Nel caos mediatico è stato messo nel mirino non solo CrowdStrike, ma anche Microsoft. L’aggiornamento del sistema di sicurezza Falcon ha causato il malfunzionamento molte delle macchine virtuali Windows presenti su Azure, facendo erroneamente pensare che anche Microsoft avesse contribuito all’incidente.
“Certamente la visibilità maggiore forse la si vede nel cloud perché dà un impatto più veloce, ma sono stati impattati anche i sistemi on-prem. Non era il cloud il problema, era l’aggiornamento su uno specifico sistema operativo, in questo caso purtroppo Windows“, ha commentato Michele Sensalari.
Dal punto di vista tecnico, ripristinare un sistema on-prem è più semplice di ripristinare un sistema virtualizzato, dato che non si ha di fronte hardware fisico.
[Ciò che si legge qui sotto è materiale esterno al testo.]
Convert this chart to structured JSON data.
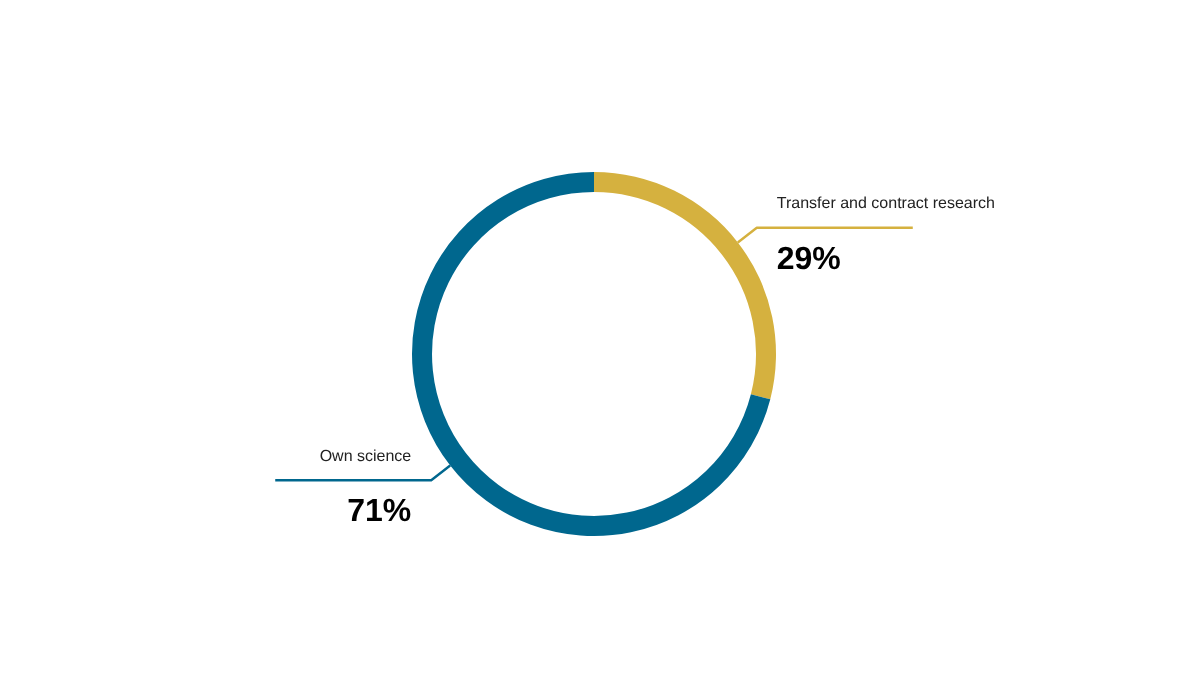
{
  "chart_data": {
    "type": "donut",
    "categories": [
      "Transfer and contract research",
      "Own science"
    ],
    "values": [
      29,
      71
    ],
    "colors": [
      "#d5b13f",
      "#00678e"
    ],
    "value_labels": [
      "29%",
      "71%"
    ],
    "legend": false
  }
}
Questo è ciò che probabilmente ha spinto molti a pensare che Azure, e quindi Microsoft, non sia affidabile.
Il volersi allontanare da Microsoft e Windows, come ha dichiarato di voler fare il governo tedesco in seguito all’incidente, pare, alla luce dei fatti, una mossa guidata dallo scalpore mediatico. Come precisa il direttore, la maggior parte dei sistemi virtualizzati su Azure utilizzano Linux, e non Windows.
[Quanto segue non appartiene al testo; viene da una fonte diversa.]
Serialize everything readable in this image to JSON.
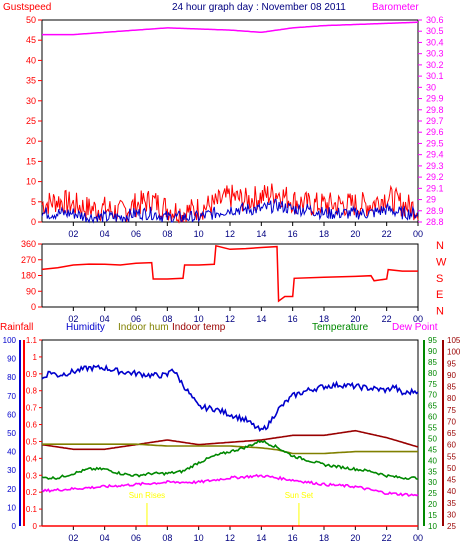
{
  "chart_data": [
    {
      "type": "line",
      "title": "24 hour graph day : November 08 2011",
      "x_ticks": [
        "02",
        "04",
        "06",
        "08",
        "10",
        "12",
        "14",
        "16",
        "18",
        "20",
        "22",
        "00"
      ],
      "left_axis": {
        "label": "Gustspeed",
        "ylim": [
          0,
          50
        ],
        "ticks": [
          "0",
          "5",
          "10",
          "15",
          "20",
          "25",
          "30",
          "35",
          "40",
          "45",
          "50"
        ]
      },
      "right_axis": {
        "label": "Barometer",
        "ylim": [
          28.8,
          30.6
        ],
        "ticks": [
          "28.8",
          "28.9",
          "29",
          "29.1",
          "29.2",
          "29.3",
          "29.4",
          "29.5",
          "29.6",
          "29.7",
          "29.8",
          "29.9",
          "30",
          "30.1",
          "30.2",
          "30.3",
          "30.4",
          "30.5",
          "30.6"
        ]
      },
      "series": [
        {
          "name": "Barometer",
          "axis": "right",
          "color": "#ff00ff",
          "x": [
            0,
            2,
            4,
            6,
            8,
            10,
            12,
            13,
            14,
            15,
            16,
            18,
            20,
            22,
            24
          ],
          "values": [
            30.47,
            30.47,
            30.49,
            30.51,
            30.53,
            30.52,
            30.51,
            30.5,
            30.49,
            30.51,
            30.53,
            30.55,
            30.56,
            30.57,
            30.58
          ]
        },
        {
          "name": "Gustspeed",
          "axis": "left",
          "color": "#ff0000",
          "x": [
            0,
            1,
            2,
            3,
            4,
            5,
            6,
            7,
            8,
            9,
            10,
            11,
            12,
            13,
            14,
            15,
            16,
            17,
            18,
            19,
            20,
            21,
            22,
            23,
            24
          ],
          "values": [
            4,
            5,
            4,
            3,
            3,
            2,
            4,
            5,
            3,
            2,
            3,
            4,
            6,
            5,
            6,
            7,
            5,
            4,
            4,
            4,
            4,
            4,
            6,
            4,
            3
          ]
        },
        {
          "color": "#0000cc",
          "x": [
            0,
            1,
            2,
            3,
            4,
            5,
            6,
            7,
            8,
            9,
            10,
            11,
            12,
            13,
            14,
            15,
            16,
            17,
            18,
            19,
            20,
            21,
            22,
            23,
            24
          ],
          "values": [
            2,
            2,
            2,
            1,
            1,
            1,
            2,
            2,
            1,
            1,
            1,
            2,
            3,
            3,
            3,
            4,
            3,
            3,
            2,
            2,
            2,
            2,
            3,
            2,
            2
          ]
        }
      ]
    },
    {
      "type": "line",
      "x_ticks": [
        "02",
        "04",
        "06",
        "08",
        "10",
        "12",
        "14",
        "16",
        "18",
        "20",
        "22",
        "00"
      ],
      "left_axis": {
        "ylim": [
          0,
          360
        ],
        "ticks": [
          "0",
          "90",
          "180",
          "270",
          "360"
        ]
      },
      "right_axis": {
        "labels": [
          "N",
          "W",
          "S",
          "E",
          "N"
        ]
      },
      "series": [
        {
          "color": "#ff0000",
          "x": [
            0,
            1,
            2,
            3,
            4,
            5,
            6,
            7,
            7.1,
            8,
            9,
            9.1,
            10,
            11,
            11.1,
            12,
            13,
            14,
            15,
            15.1,
            15.5,
            16,
            16.1,
            18,
            20,
            21,
            21.2,
            22,
            22.1,
            23,
            24
          ],
          "values": [
            215,
            220,
            240,
            245,
            240,
            240,
            250,
            250,
            160,
            160,
            160,
            240,
            240,
            240,
            350,
            330,
            330,
            340,
            345,
            30,
            60,
            60,
            160,
            170,
            175,
            175,
            150,
            160,
            210,
            205,
            205
          ]
        }
      ]
    },
    {
      "type": "line",
      "x_ticks": [
        "02",
        "04",
        "06",
        "08",
        "10",
        "12",
        "14",
        "16",
        "18",
        "20",
        "22",
        "00"
      ],
      "axes": [
        {
          "label": "Rainfall",
          "color": "#ff0000",
          "ylim": [
            0,
            1.1
          ],
          "ticks": [
            "0",
            "0.1",
            "0.2",
            "0.3",
            "0.4",
            "0.5",
            "0.6",
            "0.7",
            "0.8",
            "0.9",
            "1",
            "1.1"
          ]
        },
        {
          "label": "Humidity",
          "color": "#0000cc",
          "ylim": [
            0,
            100
          ],
          "ticks": [
            "0",
            "10",
            "20",
            "30",
            "40",
            "50",
            "60",
            "70",
            "80",
            "90",
            "100"
          ]
        },
        {
          "label": "Indoor hum",
          "color": "#808000"
        },
        {
          "label": "Indoor temp",
          "color": "#990000"
        },
        {
          "label": "Temperature",
          "color": "#008800",
          "ylim": [
            10,
            95
          ],
          "ticks": [
            "10",
            "15",
            "20",
            "25",
            "30",
            "35",
            "40",
            "45",
            "50",
            "55",
            "60",
            "65",
            "70",
            "75",
            "80",
            "85",
            "90",
            "95"
          ]
        },
        {
          "label": "Dew Point",
          "color": "#ff00ff"
        },
        {
          "color": "#990000",
          "ylim": [
            25,
            105
          ],
          "ticks": [
            "25",
            "30",
            "35",
            "40",
            "45",
            "50",
            "55",
            "60",
            "65",
            "70",
            "75",
            "80",
            "85",
            "90",
            "95",
            "100",
            "105"
          ]
        }
      ],
      "annotations": [
        {
          "text": "Sun Rises",
          "x": 6.7
        },
        {
          "text": "Sun Set",
          "x": 16.4
        }
      ],
      "series": [
        {
          "name": "Humidity",
          "color": "#0000cc",
          "ylim": [
            0,
            100
          ],
          "x": [
            0,
            0.5,
            1,
            2,
            3,
            4,
            5,
            6,
            7,
            8,
            8.3,
            9,
            10,
            11,
            12,
            13,
            13.5,
            14,
            14.5,
            15,
            16,
            17,
            18,
            19,
            20,
            21,
            22,
            22.5,
            23,
            24
          ],
          "values": [
            79,
            83,
            81,
            83,
            85,
            85,
            83,
            82,
            81,
            81,
            85,
            76,
            64,
            63,
            60,
            57,
            54,
            51,
            55,
            62,
            70,
            73,
            75,
            76,
            75,
            74,
            73,
            75,
            71,
            73
          ]
        },
        {
          "name": "Indoor temp",
          "color": "#990000",
          "ylim": [
            25,
            105
          ],
          "x": [
            0,
            2,
            4,
            6,
            8,
            10,
            12,
            14,
            16,
            18,
            20,
            22,
            24
          ],
          "values": [
            60,
            58,
            58,
            60,
            62,
            60,
            61,
            62,
            64,
            64,
            66,
            63,
            59
          ]
        },
        {
          "name": "Indoor hum",
          "color": "#808000",
          "ylim": [
            0,
            100
          ],
          "x": [
            0,
            2,
            4,
            6,
            8,
            10,
            12,
            14,
            15,
            16,
            18,
            20,
            22,
            24
          ],
          "values": [
            44,
            44,
            44,
            44,
            43,
            43,
            43,
            42,
            41,
            39,
            39,
            40,
            40,
            40
          ]
        },
        {
          "name": "Temperature",
          "color": "#008800",
          "ylim": [
            10,
            95
          ],
          "x": [
            0,
            1,
            2,
            3,
            4,
            5,
            6,
            7,
            8,
            9,
            10,
            11,
            12,
            13,
            14,
            15,
            16,
            17,
            18,
            19,
            20,
            21,
            22,
            23,
            24
          ],
          "values": [
            32,
            32,
            34,
            36,
            36,
            34,
            33,
            34,
            34,
            35,
            39,
            42,
            44,
            46,
            49,
            46,
            42,
            40,
            38,
            37,
            36,
            35,
            33,
            32,
            32
          ]
        },
        {
          "name": "Dew Point",
          "color": "#ff00ff",
          "ylim": [
            10,
            95
          ],
          "x": [
            0,
            2,
            4,
            6,
            8,
            10,
            12,
            14,
            15,
            16,
            18,
            20,
            22,
            24
          ],
          "values": [
            26,
            27,
            28,
            29,
            30,
            30,
            32,
            33,
            32,
            31,
            29,
            28,
            25,
            24
          ]
        },
        {
          "name": "Rainfall",
          "color": "#ff0000",
          "ylim": [
            0,
            1.1
          ],
          "x": [
            0,
            24
          ],
          "values": [
            0,
            0
          ]
        }
      ]
    }
  ]
}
Fidarsi è bene, ma non fidarsi è meglio: l’importanza di avere solidi piani di disaster recovery
L’incidente ha inoltre sollevato un polverone riguardo all’affidamento della sicurezza di sistemi critici a terze parti, in questo caso il software di CrowdStrike. Una preoccupazione più che fondata: il software perfetto, privo di errori e sempre correttamente funzionante, non esiste. Affidarsi completamente a soluzioni, siano esse di terze parti o sviluppate ad-hoc, senza avere un piano di ripristino in caso di guasti e malfunzionamenti è quindi un grave errore.
Anche qui, Microsoft ci dà una mano
Se quel fatidico 19 luglio tutte le entità affette avessero avuto un solido piano di disaster recovery e adottato accorgimenti come il backup dell’infrastruttura molto probabilmente la problematica si sarebbe risolta in tempi più brevi. I sistemi Windows semplificano la procedura di backup mettendo a disposizione l’opzione di creare punti di ripristino e snapshot, una sorta di fotografia istantanea del sistema. Anche nei sistemi nel cloud, chiamati in casa Microsoft “Windows 365”, esiste di default una procedura di ripristino, che si preoccupa di creare automaticamente 10 backup del sistema al giorno. In caso di guasti, è possibile fare rollback a una versione del sistema stabile, indipendentemente dal software installato. Per citare un caso italiano, l’aeroporto di Orio al Serio, che ha adottato un’infrastruttura cloud, era dotato di un piano di emergenza che ha permesso il recupero veloce delle funzionalità sfruttando sistemi di backup locali.
Michele Sensalari precisa che è comunque buona prassi avere un piano di emergenza anche per quanto riguarda il cloud stesso. Alcune organizzazioni fanno infatti affidamento a più di un fornitore cloud, per avere ridondanza in caso di guasti presso il fornitore principale.
In conclusione, temere la tecnologia perché prona a errori è uno sbaglio. Ciò che le organizzazioni devono fare è non affidarsi ciecamente a essa, ma essere pronti a ogni evenienza grazie a un solido piano B.
La redazione ringrazia Michele Sensalari per l’opportunità di discutere questo recente evento e per i preziosi spunti forniti.